— Гарольд Грейнс, — повторила она, стараясь скрыть удивление от того, какой я прямолинейный.
— Да. Гадкий педофил с влечением к маленьким мальчикам. Он должен был исчезнуть. Он только зря тратил идеально пригодный кислород на планете, которая, честно говоря, могла бы обойтись с населением на пять миллионов меньше, чем есть сейчас.

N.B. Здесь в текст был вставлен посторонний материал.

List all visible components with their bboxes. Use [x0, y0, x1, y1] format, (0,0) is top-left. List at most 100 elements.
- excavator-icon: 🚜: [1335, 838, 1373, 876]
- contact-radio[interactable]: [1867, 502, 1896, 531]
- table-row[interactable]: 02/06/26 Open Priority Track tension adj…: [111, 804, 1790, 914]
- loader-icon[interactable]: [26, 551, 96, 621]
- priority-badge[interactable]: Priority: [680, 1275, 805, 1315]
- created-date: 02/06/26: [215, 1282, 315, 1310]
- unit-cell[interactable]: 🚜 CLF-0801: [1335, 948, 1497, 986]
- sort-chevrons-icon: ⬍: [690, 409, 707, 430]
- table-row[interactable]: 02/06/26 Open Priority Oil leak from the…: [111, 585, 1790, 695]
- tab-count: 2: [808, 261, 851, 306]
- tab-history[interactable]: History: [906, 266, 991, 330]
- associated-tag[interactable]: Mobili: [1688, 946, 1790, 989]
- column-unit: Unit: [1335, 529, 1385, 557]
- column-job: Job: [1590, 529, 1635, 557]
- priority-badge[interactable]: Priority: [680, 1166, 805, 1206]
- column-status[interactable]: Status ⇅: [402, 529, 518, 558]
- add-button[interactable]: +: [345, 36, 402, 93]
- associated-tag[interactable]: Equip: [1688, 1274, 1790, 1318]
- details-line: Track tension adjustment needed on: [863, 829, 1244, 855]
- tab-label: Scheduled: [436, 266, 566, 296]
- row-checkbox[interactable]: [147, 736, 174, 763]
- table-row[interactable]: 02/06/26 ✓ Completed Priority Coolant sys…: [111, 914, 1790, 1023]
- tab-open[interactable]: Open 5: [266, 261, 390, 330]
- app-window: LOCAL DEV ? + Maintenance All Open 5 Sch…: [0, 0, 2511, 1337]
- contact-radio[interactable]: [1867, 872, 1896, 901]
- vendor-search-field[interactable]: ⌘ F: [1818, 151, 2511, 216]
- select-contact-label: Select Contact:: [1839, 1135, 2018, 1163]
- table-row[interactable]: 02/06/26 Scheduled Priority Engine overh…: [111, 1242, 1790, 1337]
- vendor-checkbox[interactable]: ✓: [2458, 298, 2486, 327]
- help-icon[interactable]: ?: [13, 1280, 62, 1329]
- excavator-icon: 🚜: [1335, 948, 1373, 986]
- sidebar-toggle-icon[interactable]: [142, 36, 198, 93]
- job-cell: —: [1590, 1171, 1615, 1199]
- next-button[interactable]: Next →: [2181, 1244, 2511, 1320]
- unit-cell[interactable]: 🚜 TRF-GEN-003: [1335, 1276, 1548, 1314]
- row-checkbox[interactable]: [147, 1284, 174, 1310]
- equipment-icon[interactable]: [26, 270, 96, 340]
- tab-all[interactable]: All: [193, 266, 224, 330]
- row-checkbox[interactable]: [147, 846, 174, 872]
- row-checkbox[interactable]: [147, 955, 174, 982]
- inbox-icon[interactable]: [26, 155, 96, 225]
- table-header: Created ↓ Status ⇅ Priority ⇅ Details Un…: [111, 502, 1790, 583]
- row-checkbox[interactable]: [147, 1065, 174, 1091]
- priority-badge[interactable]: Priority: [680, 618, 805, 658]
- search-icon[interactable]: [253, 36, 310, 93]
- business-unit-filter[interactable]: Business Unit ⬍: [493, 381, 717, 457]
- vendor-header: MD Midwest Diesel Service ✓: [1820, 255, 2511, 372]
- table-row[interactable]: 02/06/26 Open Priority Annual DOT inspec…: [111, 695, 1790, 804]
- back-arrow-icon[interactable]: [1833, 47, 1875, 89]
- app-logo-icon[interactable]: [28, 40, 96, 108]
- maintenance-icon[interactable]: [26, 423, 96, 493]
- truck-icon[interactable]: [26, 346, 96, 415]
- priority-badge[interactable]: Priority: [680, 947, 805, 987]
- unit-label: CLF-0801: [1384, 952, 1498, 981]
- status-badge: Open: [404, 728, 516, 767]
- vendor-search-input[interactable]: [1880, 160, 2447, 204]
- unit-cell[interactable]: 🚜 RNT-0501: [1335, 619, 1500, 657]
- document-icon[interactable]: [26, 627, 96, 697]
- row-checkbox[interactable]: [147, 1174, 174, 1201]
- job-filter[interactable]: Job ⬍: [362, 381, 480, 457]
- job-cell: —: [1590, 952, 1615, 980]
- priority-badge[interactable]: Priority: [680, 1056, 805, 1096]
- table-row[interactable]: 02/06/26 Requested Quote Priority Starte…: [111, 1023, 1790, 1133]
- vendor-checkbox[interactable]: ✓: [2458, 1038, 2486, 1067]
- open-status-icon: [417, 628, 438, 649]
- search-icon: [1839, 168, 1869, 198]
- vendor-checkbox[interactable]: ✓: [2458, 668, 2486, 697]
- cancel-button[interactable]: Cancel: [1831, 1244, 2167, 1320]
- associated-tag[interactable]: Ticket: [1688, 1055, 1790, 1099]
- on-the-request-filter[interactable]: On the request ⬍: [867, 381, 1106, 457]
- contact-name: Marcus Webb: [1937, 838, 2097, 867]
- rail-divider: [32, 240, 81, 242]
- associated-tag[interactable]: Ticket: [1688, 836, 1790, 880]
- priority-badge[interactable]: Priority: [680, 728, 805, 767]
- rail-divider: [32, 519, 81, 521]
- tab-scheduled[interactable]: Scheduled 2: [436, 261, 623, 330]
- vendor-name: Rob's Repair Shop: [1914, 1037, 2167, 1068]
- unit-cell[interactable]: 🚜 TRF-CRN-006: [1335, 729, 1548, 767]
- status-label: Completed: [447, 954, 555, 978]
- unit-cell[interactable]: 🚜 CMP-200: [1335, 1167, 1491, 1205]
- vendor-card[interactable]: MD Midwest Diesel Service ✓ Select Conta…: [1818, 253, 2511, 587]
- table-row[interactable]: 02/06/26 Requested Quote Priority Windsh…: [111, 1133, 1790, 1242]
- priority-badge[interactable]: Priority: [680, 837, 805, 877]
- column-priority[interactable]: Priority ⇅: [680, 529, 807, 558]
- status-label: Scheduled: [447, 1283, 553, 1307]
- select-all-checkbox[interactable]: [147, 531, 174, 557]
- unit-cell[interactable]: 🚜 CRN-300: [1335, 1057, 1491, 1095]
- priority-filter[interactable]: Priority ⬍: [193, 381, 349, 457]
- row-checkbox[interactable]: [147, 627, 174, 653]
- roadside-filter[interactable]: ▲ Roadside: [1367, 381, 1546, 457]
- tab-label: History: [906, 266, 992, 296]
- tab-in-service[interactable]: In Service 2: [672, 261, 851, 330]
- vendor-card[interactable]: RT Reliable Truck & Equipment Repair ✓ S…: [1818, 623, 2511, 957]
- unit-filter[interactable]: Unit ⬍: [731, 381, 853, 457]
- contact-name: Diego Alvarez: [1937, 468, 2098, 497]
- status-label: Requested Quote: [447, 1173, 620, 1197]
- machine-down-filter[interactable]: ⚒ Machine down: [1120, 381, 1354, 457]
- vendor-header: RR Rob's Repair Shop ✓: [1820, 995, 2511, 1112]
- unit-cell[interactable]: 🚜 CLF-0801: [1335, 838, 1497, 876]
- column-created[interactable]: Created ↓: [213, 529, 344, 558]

— Значит, ты убил его, потому что он совращал детей.
— Ты не слышала? Этим я и занимаюсь. Я каратель, детка, — объявил я, усмехаясь.
— Ты убил моего отца?
— К несчастью, нет.
Чёрт.
Это было грубо.
Я взаимодействовал с людьми не достаточно, чтобы помнить о необходимости следить за своими выражениями.
На самом деле, то, что я сказал что-то не то, я понял только потому, что она отшатнулась от моих слов так, будто я её ударил.
— Почему я вообще должна тебе верить?
— Я много кем являюсь, Эвангелина, но не лжецом. Я не убивал твоего отца.
— Тогда… что? У него вдруг случился сердечный приступ под твоей опекой? — выплюнула она, с очевидным недоверием не только в голосе, но и на лице.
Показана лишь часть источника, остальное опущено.